Day length = 13h 47m
Sunrise is at 06:03 with an azimuth of 68.2°
Local noon is at 12:56 with an azimuth of 180° and a LHA of 0°
at your time, 19:34, elevation of the sun is 2.41°, azimuth is 289.6°, LHA is 6h 37m 34s
Sunset is at 19:50 with an azimuth of 292°

Ok, thanks I guess. so you are saying that LHA is correct, I guess that I am just having a hard time visualizing that but either way, if I were to solve it with pub 229, I run into issues with Next LHA and using base Dec an Lat. I know that I can just put it in the formula and out comes a Z value but I really would like to figure out why the pub 229 is not working for me.

Imagine that mid-summer you are standing at the north pole. The sun will be above the horizon through the entire 360 degree rotation of LHA.

LHA and declination are the coordinates of the GP. The calculation done in Pub 229 converts to Azimuth (Z) and altitude Hc) which is what is seen by an observer at any given point.

I never liked to use pub 229. 505 in bowditch was my jam. Always an exact answer.

thanks Kebbebc, makes sense. I understand what pub 229 is doing and how to do triple interp. just a little confused with some LHA’s above 90 , when I go to the next LHA Z value the Z jumps up a lot if it crosses the black lines in pub 229 (say LHA 101 30, Dec 17 20, Lat 33 30)

I don’t use 229 for azimuths. I just use the formula from bowditch 2. Honestly I don’t even use that anymore, I use sky mate. Unless on a crossing and super bored.
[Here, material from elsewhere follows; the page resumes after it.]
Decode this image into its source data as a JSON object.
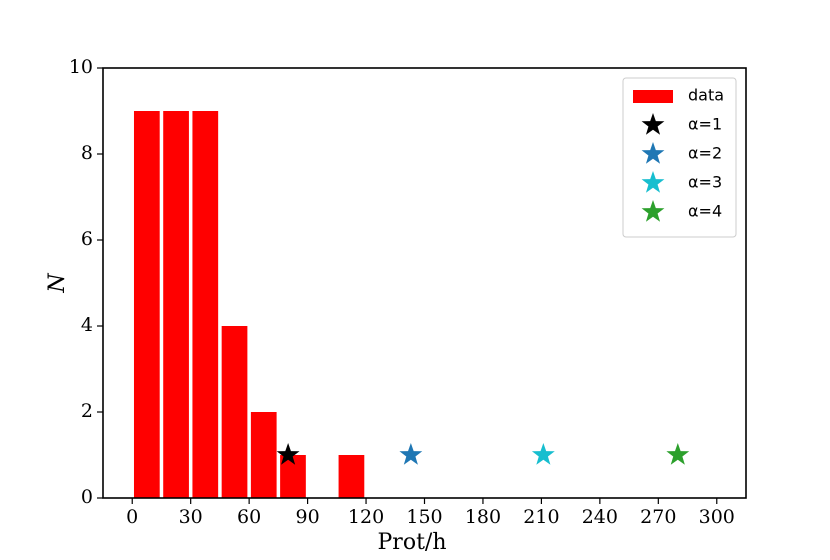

Take the GP of a body, that body will be visible (about) 90 degrees in every direction away from the GP. So if you were at the GP (the body directly overhead) you could move 90 degrees away in any direction and it would still be visible. The area where the body can be seen could be thought of as a “footprint”.

Assume for example the GP is Lat 10 N and say 120 W. Move north along the 120 W meridian, when you cross the north pole the LHA will switch from LHA=0 to LHA=180 but you will still see the body.

As far as 229, it’s nice to know how to use it but the formulas are quicker and easier.